P. falciparum has a considerably lower gene density than D. discoideum or S. pombe, but the CDS and introns have a comparable size. Thus, longer ICRs, which occupy around three times as much space in P. falciparum as in D. discoideum, mainly cause the lower gene density. For the ICRs we also found a gene orientation-dependent size (Table 1). Interestingly, for both organisms the ratios for the orientations 3′–3′, 3′–5′, and 5′–5′ follow the rule 1 to 2 to 3. The same holds true for the A. thaliana ICRs, if we calculate the median of the ICR sizes. Thus, for gene densities between 2.5 and 4.8 kb/gene there seems to exist a rule for proper gene spacing. The deviation of the mean values from this rule may reflect the more relaxed gene spacing in this genome. In fact, for the human genome with its very large ICRs, we could not detect such a rule (data not shown).
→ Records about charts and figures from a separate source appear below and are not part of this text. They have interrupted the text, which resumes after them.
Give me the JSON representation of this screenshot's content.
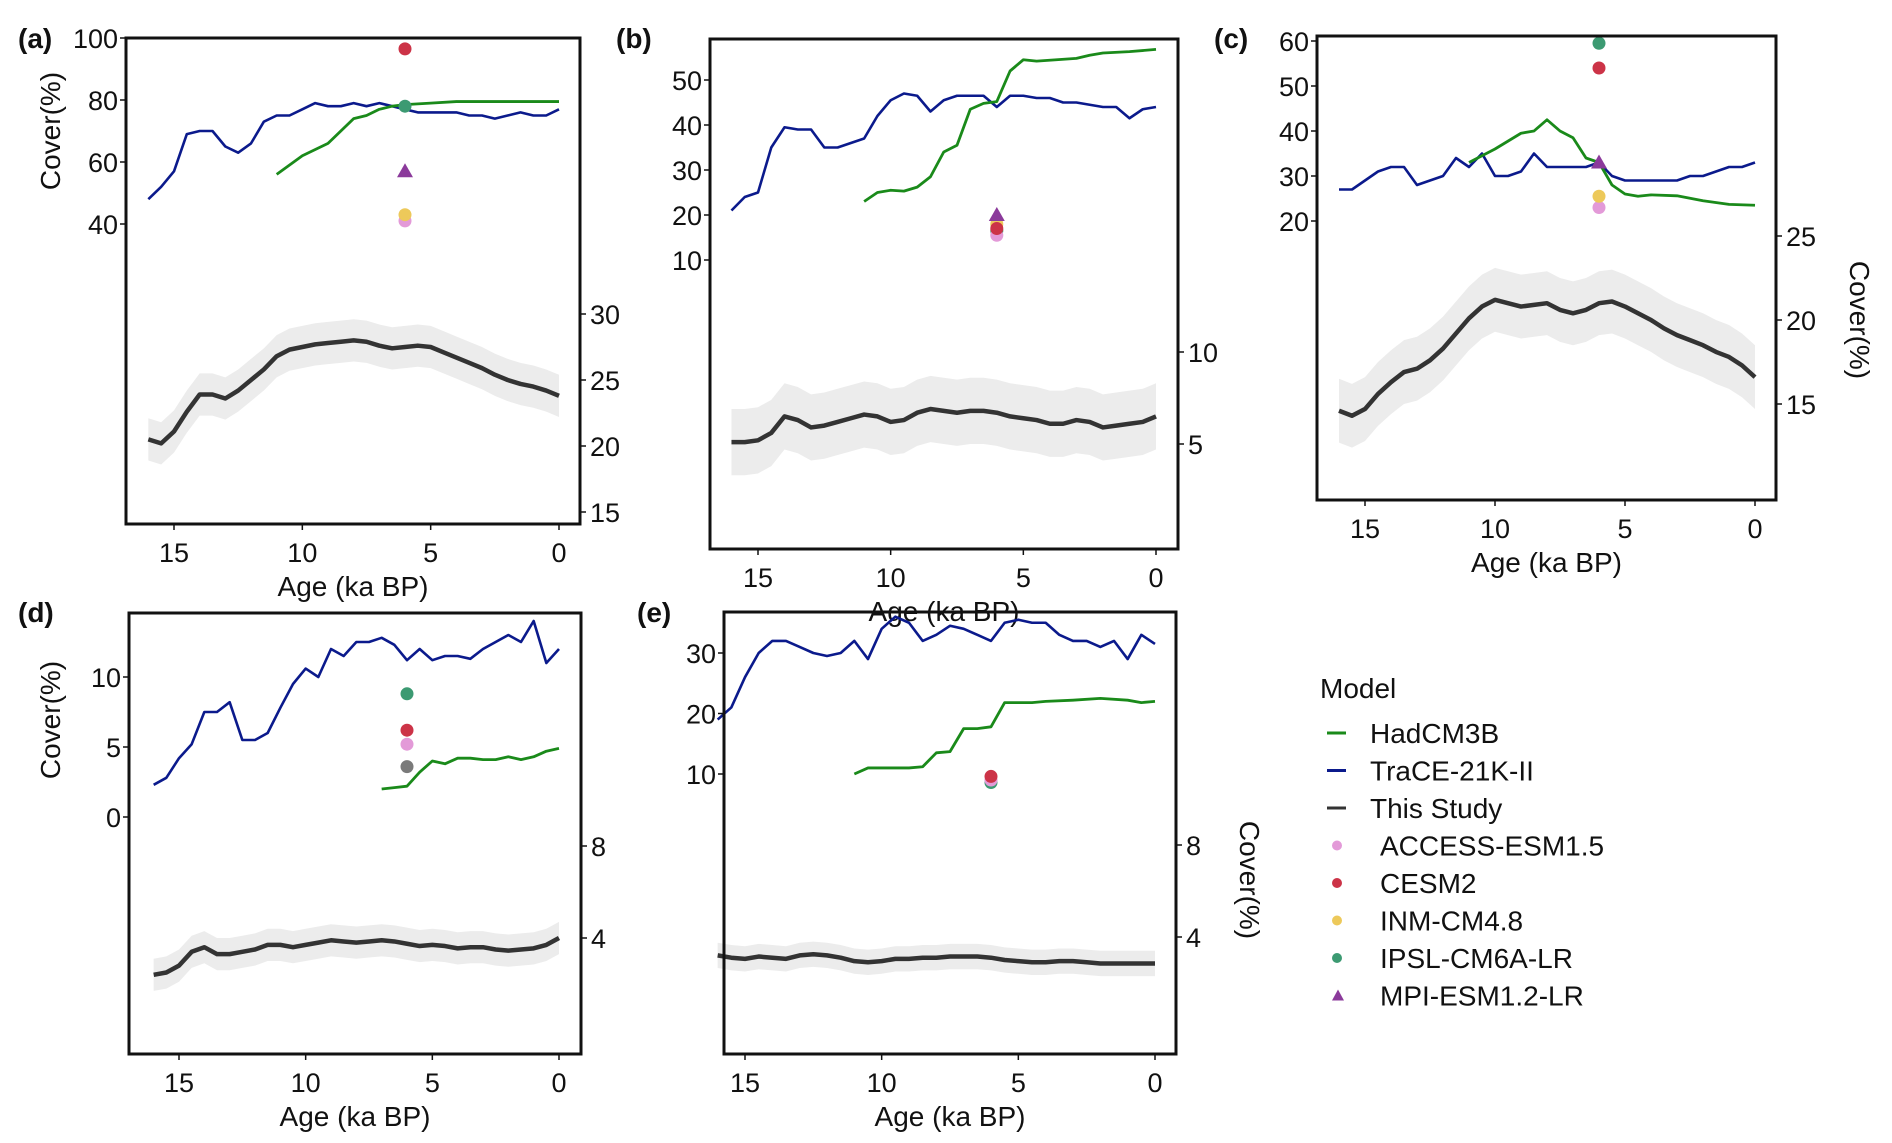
{
  "figure": {
    "legend_title": "Model",
    "legend": [
      {
        "label": "HadCM3B",
        "kind": "line",
        "color": "#1a8a1a"
      },
      {
        "label": "TraCE-21K-II",
        "kind": "line",
        "color": "#0b1a8c"
      },
      {
        "label": "This Study",
        "kind": "line",
        "color": "#333333"
      },
      {
        "label": "ACCESS-ESM1.5",
        "kind": "dot",
        "color": "#e39ad8"
      },
      {
        "label": "CESM2",
        "kind": "dot",
        "color": "#cc3347"
      },
      {
        "label": "INM-CM4.8",
        "kind": "dot",
        "color": "#edc95a"
      },
      {
        "label": "IPSL-CM6A-LR",
        "kind": "dot",
        "color": "#3c9a72"
      },
      {
        "label": "MPI-ESM1.2-LR",
        "kind": "triangle",
        "color": "#8b3a9b"
      }
    ]
  },
  "chart_data": [
    {
      "panel": "(a)",
      "type": "line",
      "xlabel": "Age (ka BP)",
      "xlim": [
        16.5,
        -0.6
      ],
      "xticks": [
        15,
        10,
        5,
        0
      ],
      "ylabel_left": "Cover(%)",
      "yticks_left": [
        40,
        60,
        80,
        100
      ],
      "ylim_left": [
        40,
        100
      ],
      "yticks_right": [
        15,
        20,
        25,
        30
      ],
      "ylim_right": [
        15,
        30
      ],
      "ylabel_right": "",
      "hadcm3b": {
        "x": [
          11,
          10,
          9,
          8.5,
          8,
          7.5,
          7,
          6.5,
          6,
          5,
          4,
          3,
          2,
          1,
          0
        ],
        "y": [
          56,
          62,
          66,
          70,
          74,
          75,
          77,
          78,
          78.5,
          79,
          79.5,
          79.5,
          79.5,
          79.5,
          79.5
        ]
      },
      "trace": {
        "x": [
          16,
          15.5,
          15,
          14.5,
          14,
          13.5,
          13,
          12.5,
          12,
          11.5,
          11,
          10.5,
          10,
          9.5,
          9,
          8.5,
          8,
          7.5,
          7,
          6.5,
          6,
          5.5,
          5,
          4.5,
          4,
          3.5,
          3,
          2.5,
          2,
          1.5,
          1,
          0.5,
          0
        ],
        "y": [
          48,
          52,
          57,
          69,
          70,
          70,
          65,
          63,
          66,
          73,
          75,
          75,
          77,
          79,
          78,
          78,
          79,
          78,
          79,
          78,
          77,
          76,
          76,
          76,
          76,
          75,
          75,
          74,
          75,
          76,
          75,
          75,
          77
        ]
      },
      "this_study": {
        "x": [
          16,
          15.5,
          15,
          14.5,
          14,
          13.5,
          13,
          12.5,
          12,
          11.5,
          11,
          10.5,
          10,
          9.5,
          9,
          8.5,
          8,
          7.5,
          7,
          6.5,
          6,
          5.5,
          5,
          4.5,
          4,
          3.5,
          3,
          2.5,
          2,
          1.5,
          1,
          0.5,
          0
        ],
        "y": [
          20.5,
          20.2,
          21.1,
          22.6,
          23.9,
          23.9,
          23.6,
          24.2,
          25.0,
          25.8,
          26.8,
          27.3,
          27.5,
          27.7,
          27.8,
          27.9,
          28.0,
          27.9,
          27.6,
          27.4,
          27.5,
          27.6,
          27.5,
          27.1,
          26.7,
          26.3,
          25.9,
          25.4,
          25.0,
          24.7,
          24.5,
          24.2,
          23.8
        ],
        "band_halfwidth": 1.6
      },
      "markers_6ka": {
        "CESM2": 96.5,
        "IPSL-CM6A-LR": 78,
        "MPI-ESM1.2-LR": 57,
        "INM-CM4.8": 43,
        "ACCESS-ESM1.5": 41
      }
    },
    {
      "panel": "(b)",
      "type": "line",
      "xlabel": "Age (ka BP)",
      "xlim": [
        16.5,
        -0.6
      ],
      "xticks": [
        15,
        10,
        5,
        0
      ],
      "ylabel_left": "",
      "yticks_left": [
        10,
        20,
        30,
        40,
        50
      ],
      "ylim_left": [
        10,
        50
      ],
      "yticks_right": [
        5,
        10
      ],
      "ylim_right": [
        5,
        10
      ],
      "ylabel_right": "",
      "hadcm3b": {
        "x": [
          11,
          10.5,
          10,
          9.5,
          9,
          8.5,
          8,
          7.5,
          7,
          6.5,
          6,
          5.5,
          5,
          4.5,
          3,
          2.5,
          2,
          1,
          0
        ],
        "y": [
          23,
          25,
          25.5,
          25.3,
          26.2,
          28.5,
          34,
          35.5,
          43.5,
          44.8,
          45.2,
          52,
          54.5,
          54.2,
          54.8,
          55.5,
          56,
          56.3,
          56.8
        ]
      },
      "trace": {
        "x": [
          16,
          15.5,
          15,
          14.5,
          14,
          13.5,
          13,
          12.5,
          12,
          11.5,
          11,
          10.5,
          10,
          9.5,
          9,
          8.5,
          8,
          7.5,
          7,
          6.5,
          6,
          5.5,
          5,
          4.5,
          4,
          3.5,
          3,
          2.5,
          2,
          1.5,
          1,
          0.5,
          0
        ],
        "y": [
          21,
          24,
          25,
          35,
          39.5,
          39,
          39,
          35,
          35,
          36,
          37,
          42,
          45.5,
          47,
          46.5,
          43,
          45.5,
          46.5,
          46.5,
          46.5,
          44,
          46.5,
          46.5,
          46,
          46,
          45,
          45,
          44.5,
          44,
          44,
          41.5,
          43.5,
          44
        ]
      },
      "this_study": {
        "x": [
          16,
          15.5,
          15,
          14.5,
          14,
          13.5,
          13,
          12.5,
          12,
          11.5,
          11,
          10.5,
          10,
          9.5,
          9,
          8.5,
          8,
          7.5,
          7,
          6.5,
          6,
          5.5,
          5,
          4.5,
          4,
          3.5,
          3,
          2.5,
          2,
          1.5,
          1,
          0.5,
          0
        ],
        "y": [
          5.1,
          5.1,
          5.2,
          5.6,
          6.5,
          6.3,
          5.9,
          6.0,
          6.2,
          6.4,
          6.6,
          6.5,
          6.2,
          6.3,
          6.7,
          6.9,
          6.8,
          6.7,
          6.8,
          6.8,
          6.7,
          6.5,
          6.4,
          6.3,
          6.1,
          6.1,
          6.3,
          6.2,
          5.9,
          6.0,
          6.1,
          6.2,
          6.5
        ],
        "band_halfwidth": 1.8
      },
      "markers_6ka": {
        "MPI-ESM1.2-LR": 20,
        "INM-CM4.8": 18,
        "CESM2": 17,
        "IPSL-CM6A-LR": 16.5,
        "ACCESS-ESM1.5": 15.5
      }
    },
    {
      "panel": "(c)",
      "type": "line",
      "xlabel": "Age (ka BP)",
      "xlim": [
        16.5,
        -0.6
      ],
      "xticks": [
        15,
        10,
        5,
        0
      ],
      "ylabel_left": "",
      "yticks_left": [
        20,
        30,
        40,
        50,
        60
      ],
      "ylim_left": [
        20,
        60
      ],
      "yticks_right": [
        15,
        20,
        25
      ],
      "ylim_right": [
        15,
        25
      ],
      "ylabel_right": "Cover(%)",
      "hadcm3b": {
        "x": [
          11,
          10,
          9,
          8.5,
          8,
          7.5,
          7,
          6.5,
          6,
          5.5,
          5,
          4.5,
          4,
          3,
          2,
          1,
          0
        ],
        "y": [
          33,
          36,
          39.5,
          40,
          42.5,
          40,
          38.5,
          34,
          33,
          28,
          26,
          25.5,
          25.8,
          25.6,
          24.5,
          23.7,
          23.5
        ]
      },
      "trace": {
        "x": [
          16,
          15.5,
          15,
          14.5,
          14,
          13.5,
          13,
          12.5,
          12,
          11.5,
          11,
          10.5,
          10,
          9.5,
          9,
          8.5,
          8,
          7.5,
          7,
          6.5,
          6,
          5.5,
          5,
          4.5,
          4,
          3.5,
          3,
          2.5,
          2,
          1.5,
          1,
          0.5,
          0
        ],
        "y": [
          27,
          27,
          29,
          31,
          32,
          32,
          28,
          29,
          30,
          34,
          32,
          35,
          30,
          30,
          31,
          35,
          32,
          32,
          32,
          32,
          33,
          30,
          29,
          29,
          29,
          29,
          29,
          30,
          30,
          31,
          32,
          32,
          33
        ]
      },
      "this_study": {
        "x": [
          16,
          15.5,
          15,
          14.5,
          14,
          13.5,
          13,
          12.5,
          12,
          11.5,
          11,
          10.5,
          10,
          9.5,
          9,
          8.5,
          8,
          7.5,
          7,
          6.5,
          6,
          5.5,
          5,
          4.5,
          4,
          3.5,
          3,
          2.5,
          2,
          1.5,
          1,
          0.5,
          0
        ],
        "y": [
          14.6,
          14.3,
          14.7,
          15.6,
          16.3,
          16.9,
          17.1,
          17.6,
          18.3,
          19.2,
          20.1,
          20.8,
          21.2,
          21.0,
          20.8,
          20.9,
          21.0,
          20.6,
          20.4,
          20.6,
          21.0,
          21.1,
          20.8,
          20.4,
          20.0,
          19.5,
          19.1,
          18.8,
          18.5,
          18.1,
          17.8,
          17.3,
          16.6
        ],
        "band_halfwidth": 1.9
      },
      "markers_6ka": {
        "IPSL-CM6A-LR": 59.5,
        "CESM2": 54,
        "MPI-ESM1.2-LR": 33,
        "INM-CM4.8": 25.5,
        "ACCESS-ESM1.5": 23
      }
    },
    {
      "panel": "(d)",
      "type": "line",
      "xlabel": "Age (ka BP)",
      "xlim": [
        16.5,
        -0.6
      ],
      "xticks": [
        15,
        10,
        5,
        0
      ],
      "ylabel_left": "Cover(%)",
      "yticks_left": [
        0,
        5,
        10
      ],
      "ylim_left": [
        0,
        10
      ],
      "yticks_right": [
        4,
        8
      ],
      "ylim_right": [
        4,
        8
      ],
      "ylabel_right": "",
      "hadcm3b": {
        "x": [
          7,
          6.5,
          6,
          5.5,
          5,
          4.5,
          4,
          3.5,
          3,
          2.5,
          2,
          1.5,
          1,
          0.5,
          0
        ],
        "y": [
          2,
          2.1,
          2.2,
          3.2,
          4,
          3.8,
          4.2,
          4.2,
          4.1,
          4.1,
          4.3,
          4.1,
          4.3,
          4.7,
          4.9
        ]
      },
      "trace": {
        "x": [
          16,
          15.5,
          15,
          14.5,
          14,
          13.5,
          13,
          12.5,
          12,
          11.5,
          11,
          10.5,
          10,
          9.5,
          9,
          8.5,
          8,
          7.5,
          7,
          6.5,
          6,
          5.5,
          5,
          4.5,
          4,
          3.5,
          3,
          2.5,
          2,
          1.5,
          1,
          0.5,
          0
        ],
        "y": [
          2.3,
          2.8,
          4.2,
          5.2,
          7.5,
          7.5,
          8.2,
          5.5,
          5.5,
          6,
          7.8,
          9.5,
          10.6,
          10,
          12,
          11.5,
          12.5,
          12.5,
          12.8,
          12.3,
          11.2,
          12,
          11.2,
          11.5,
          11.5,
          11.3,
          12,
          12.5,
          13,
          12.5,
          14,
          11,
          12
        ]
      },
      "this_study": {
        "x": [
          16,
          15.5,
          15,
          14.5,
          14,
          13.5,
          13,
          12.5,
          12,
          11.5,
          11,
          10.5,
          10,
          9.5,
          9,
          8.5,
          8,
          7.5,
          7,
          6.5,
          6,
          5.5,
          5,
          4.5,
          4,
          3.5,
          3,
          2.5,
          2,
          1.5,
          1,
          0.5,
          0
        ],
        "y": [
          2.4,
          2.5,
          2.8,
          3.4,
          3.6,
          3.3,
          3.3,
          3.4,
          3.5,
          3.7,
          3.7,
          3.6,
          3.7,
          3.8,
          3.9,
          3.85,
          3.8,
          3.85,
          3.9,
          3.85,
          3.75,
          3.65,
          3.7,
          3.65,
          3.55,
          3.6,
          3.6,
          3.5,
          3.45,
          3.5,
          3.55,
          3.7,
          4.0
        ],
        "band_halfwidth": 0.7
      },
      "markers_6ka": {
        "IPSL-CM6A-LR": 8.8,
        "CESM2": 6.2,
        "ACCESS-ESM1.5": 5.2,
        "unlabeled_gray": 3.6
      }
    },
    {
      "panel": "(e)",
      "type": "line",
      "xlabel": "Age (ka BP)",
      "xlim": [
        16.5,
        -0.6
      ],
      "xticks": [
        15,
        10,
        5,
        0
      ],
      "ylabel_left": "",
      "yticks_left": [
        10,
        20,
        30
      ],
      "ylim_left": [
        10,
        30
      ],
      "yticks_right": [
        4,
        8
      ],
      "ylim_right": [
        4,
        8
      ],
      "ylabel_right": "Cover(%)",
      "hadcm3b": {
        "x": [
          11,
          10.5,
          9.5,
          9,
          8.5,
          8,
          7.5,
          7,
          6.5,
          6,
          5.5,
          4.5,
          4,
          3,
          2,
          1,
          0.5,
          0
        ],
        "y": [
          10,
          11,
          11,
          11,
          11.2,
          13.5,
          13.7,
          17.5,
          17.5,
          17.8,
          21.8,
          21.8,
          22,
          22.2,
          22.5,
          22.2,
          21.8,
          22
        ]
      },
      "trace": {
        "x": [
          16,
          15.5,
          15,
          14.5,
          14,
          13.5,
          13,
          12.5,
          12,
          11.5,
          11,
          10.5,
          10,
          9.5,
          9,
          8.5,
          8,
          7.5,
          7,
          6.5,
          6,
          5.5,
          5,
          4.5,
          4,
          3.5,
          3,
          2.5,
          2,
          1.5,
          1,
          0.5,
          0
        ],
        "y": [
          19,
          21,
          26,
          30,
          32,
          32,
          31,
          30,
          29.5,
          30,
          32,
          29,
          34,
          36,
          35,
          32,
          33,
          34.5,
          34,
          33,
          32,
          35,
          35.5,
          35,
          35,
          33,
          32,
          32,
          31,
          32,
          29,
          33,
          31.5
        ]
      },
      "this_study": {
        "x": [
          16,
          15.5,
          15,
          14.5,
          14,
          13.5,
          13,
          12.5,
          12,
          11.5,
          11,
          10.5,
          10,
          9.5,
          9,
          8.5,
          8,
          7.5,
          7,
          6.5,
          6,
          5.5,
          5,
          4.5,
          4,
          3.5,
          3,
          2.5,
          2,
          1.5,
          1,
          0.5,
          0
        ],
        "y": [
          3.2,
          3.1,
          3.05,
          3.15,
          3.1,
          3.05,
          3.2,
          3.25,
          3.2,
          3.1,
          2.95,
          2.9,
          2.95,
          3.05,
          3.05,
          3.1,
          3.1,
          3.15,
          3.15,
          3.15,
          3.1,
          3.0,
          2.95,
          2.9,
          2.9,
          2.95,
          2.95,
          2.9,
          2.85,
          2.85,
          2.85,
          2.85,
          2.85
        ],
        "band_halfwidth": 0.55
      },
      "markers_6ka": {
        "CESM2": 9.6,
        "ACCESS-ESM1.5": 9.0,
        "IPSL-CM6A-LR": 8.6
      }
    }
  ]
}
S. cerevisiae as the other extreme shows compressed ICRs and also does not follow this rule.

If we view a genome as concatenated blocks of gene regions, we can conclude that the 5′ region down to the start codon of such a block occupies two times as much space as the 3′ region from the stop to the end, irrespective of the absolute length. Analysis of further compact genomes, preferably of diverse protists, is required to determine whether the 1:2:3 size distribution plays an important role in genome organization or is an intrinsic property of a gene block.
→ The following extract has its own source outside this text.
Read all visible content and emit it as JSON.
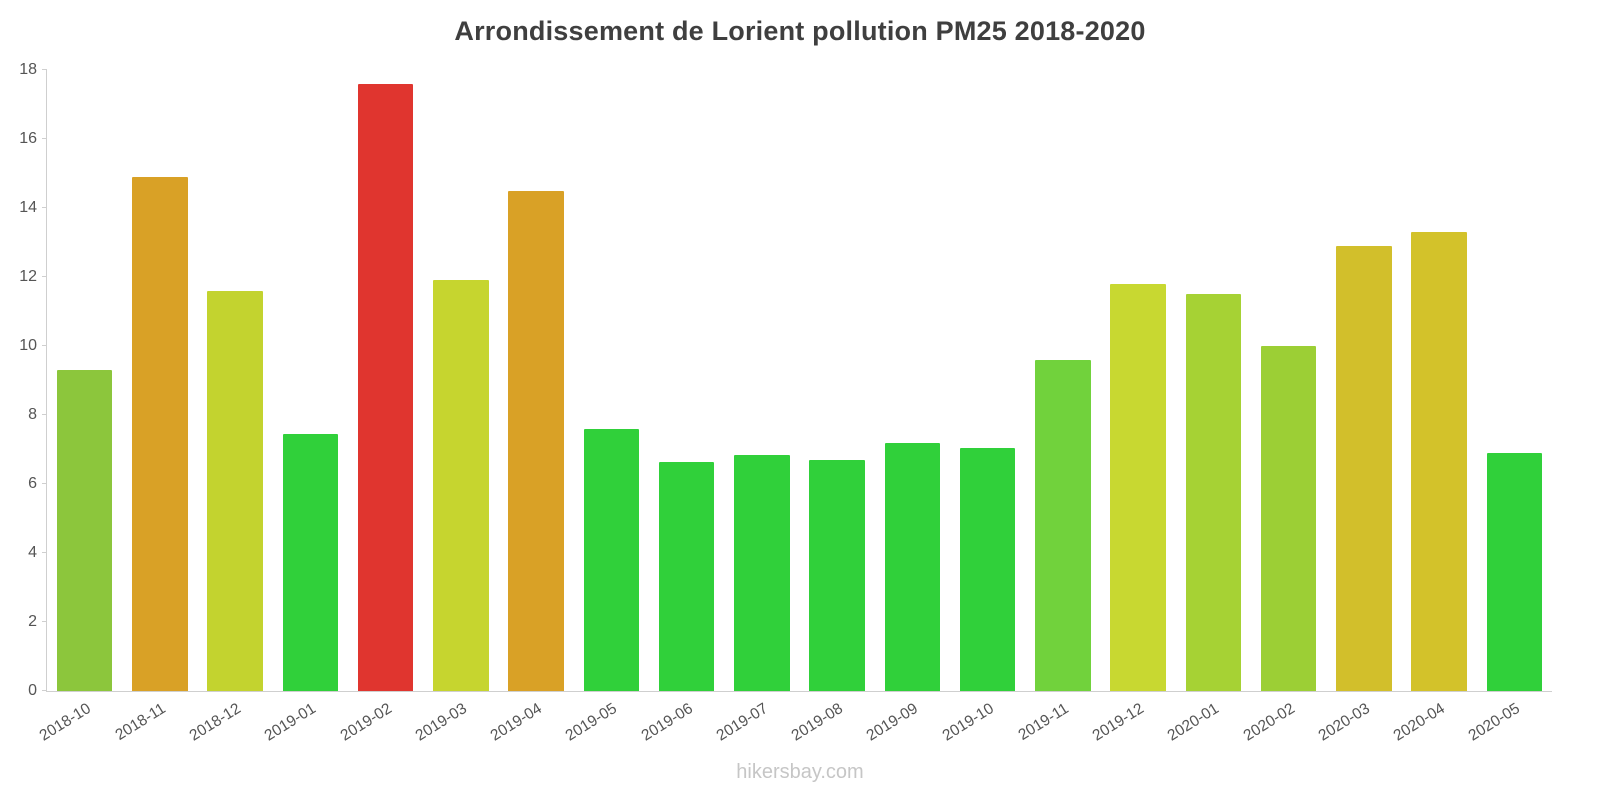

To achieve a higher A/T content than the D. discoideum genome P. falciparum would have had several possibilities: (i) extension of intergenic regions, (ii) elevated A/T values in distinct sections of the genome, and (iii) higher A/T values all over the genome. The 3% higher overall A/T content of P. falciparum compared to D. discoideum can be attributed to the first and second possibilities, since CDS show a higher A/T content, and the intergenic regions are three times as long as in D. discoideum, but show the same mean A/T content of 86%. Even if the ICRs of D. discoideum were adjusted to match the length of ICRs in P. falciparum, the A/T content of this genome would be only 78.8%. Thus, about half of the higher A/T bias in the P. falciparum genome can be attributed to the longer intergenic regions; the other half is caused by the nucleotide bias in CDS. It is not easy to understand why, in the case of P. falciparum, a contribution of CDS nucleotide bias to the overall genome bias was preferred over elongation or achievement of higher A/T values for intergenic regions. Due to the need to retain functionality, coding sequences commonly underlie stronger evolutionary pressures than intergenic regions. If natural selection were the cause for nucleotide biases in genomes, the organism would tend to minimize the costs of this shift. Therefore, one could speculate that a compact genome was preferable to extended intergenic regions. Additionally, the value of 86% A/T might be the upper threshold which can be reached over several kilobases of DNA.

Conclusion

Gene recognition patterns seem to be conserved over large phylogenetic distances, but they also appear to have some taxon-specific component. Moreover, gene structure properties are only slightly influenced by nucleotide biases in a genome. Intron and intergenic size distributions show no differences in A/T-rich versus normal genomes. Furthermore, space re-quirements before and after genes seem to follow a strict rule which is only weakened in large or very compact genomes. Thus, A/T richness is only one additional feature of a genome that is superimposed on regular features found in all genomes.